Многие стулья в коридоре пустовали, но нужно было выдерживать роль человека, которому некогда. Макс вынул портсигар, достал папиросу, а раскрытый портсигар протянул полицейскому, который тут же услужливо чиркнул спичкой.

На двери комнаты была набита овальная эмалевая табличка с номером: 399. Он сложил цифры: очко! Как наш дом. Посмотрел на часы, по-настоящему озабоченный, не упустить бы грузчиков. Усмехнулся: вряд ли придут вовремя.

Полицейский покосился удивленно: в префектуре улыбаются редко. Как раз открылась дверь, и он коротко кивнул: иди, мол.

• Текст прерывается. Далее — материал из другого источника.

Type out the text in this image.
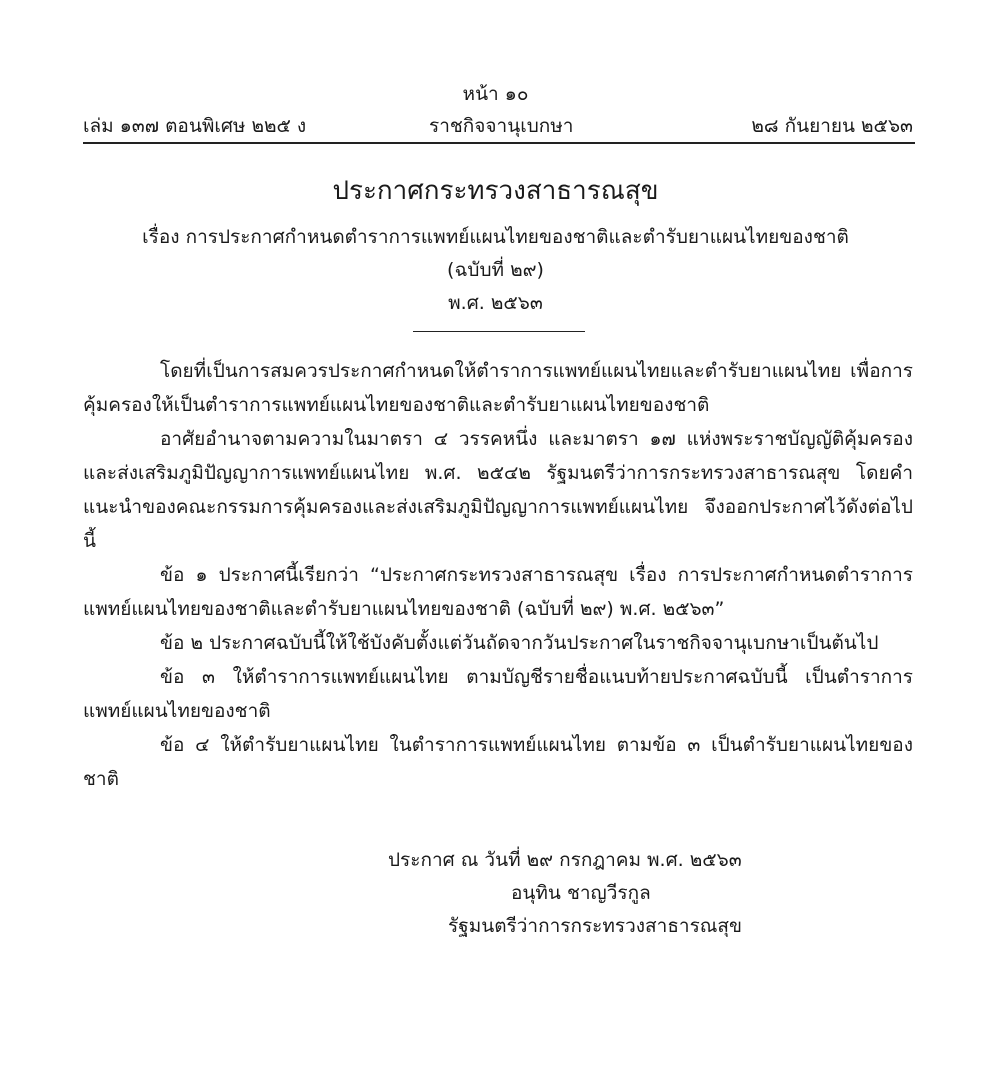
หน้า ๑๐
เล่ม ๑๓๗ ตอนพิเศษ ๒๒๕ ง	ราชกิจจานุเบกษา	๒๘ กันยายน ๒๕๖๓
ประกาศกระทรวงสาธารณสุข
เรื่อง การประกาศกำหนดตำราการแพทย์แผนไทยของชาติและตำรับยาแผนไทยของชาติ
(ฉบับที่ ๒๙)
พ.ศ. ๒๕๖๓

โดยที่เป็นการสมควรประกาศกำหนดให้ตำราการแพทย์แผนไทยและตำรับยาแผนไทย เพื่อการคุ้มครองให้เป็นตำราการแพทย์แผนไทยของชาติและตำรับยาแผนไทยของชาติ

อาศัยอำนาจตามความในมาตรา ๔ วรรคหนึ่ง และมาตรา ๑๗ แห่งพระราชบัญญัติคุ้มครองและส่งเสริมภูมิปัญญาการแพทย์แผนไทย พ.ศ. ๒๕๔๒ รัฐมนตรีว่าการกระทรวงสาธารณสุข โดยคำแนะนำของคณะกรรมการคุ้มครองและส่งเสริมภูมิปัญญาการแพทย์แผนไทย จึงออกประกาศไว้ดังต่อไปนี้

ข้อ ๑ ประกาศนี้เรียกว่า “ประกาศกระทรวงสาธารณสุข เรื่อง การประกาศกำหนดตำราการแพทย์แผนไทยของชาติและตำรับยาแผนไทยของชาติ (ฉบับที่ ๒๙) พ.ศ. ๒๕๖๓”

ข้อ ๒ ประกาศฉบับนี้ให้ใช้บังคับตั้งแต่วันถัดจากวันประกาศในราชกิจจานุเบกษาเป็นต้นไป

ข้อ ๓ ให้ตำราการแพทย์แผนไทย ตามบัญชีรายชื่อแนบท้ายประกาศฉบับนี้ เป็นตำราการแพทย์แผนไทยของชาติ

ข้อ ๔ ให้ตำรับยาแผนไทย ในตำราการแพทย์แผนไทย ตามข้อ ๓ เป็นตำรับยาแผนไทยของชาติ

ประกาศ ณ วันที่ ๒๙ กรกฎาคม พ.ศ. ๒๕๖๓
อนุทิน ชาญวีรกูล
รัฐมนตรีว่าการกระทรวงสาธารณสุข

Шляпу не снимать, твердил себе Бергман. Тороплюсь, какой уж там этикет. За столом что-то сосредоточенно дописывал человек лет сорока пяти, покусывая согнутый указательный палец - точь-в-точь, как это делал его одноклассник Краузе. Когда сидящий оторвался от бумаги и от пальца, Макс убедился, что это не кто иной, как Фриц Краузе, который уже вскочил из-за стола, задев угол животиком, и с криком: "Бергман!" поспешил навстречу. Шляпу пришлось снять. Схватились рукопожатием и долго не отпускали рук.

- Ох, ты же и верзила, - шутливо поморщился Фриц, - небось, в хирурги пошел? Я помню: ты на медицинском учился. А я как начал, так и осел на государственной службе, - добавил без сожаления.

Пришлось дать краткий отчет о работе и семейном статусе, затем выслушать ответное повествование. К концу третьей папиросы Краузе растроганно заговорил о скаутском отряде, и Бергман замер, подстерегая паузу, каковую и прихлопнул, словно зазевавшуюся муху:

- Кстати, помнишь, как мы вечером удрали пиво пить? - Не дав собеседнику дохохотать, тут же добавил: - Давай как-нибудь посидим в погребке: я угощаю. Нет-нет, не сегодня - сегодня я к тебе по делу.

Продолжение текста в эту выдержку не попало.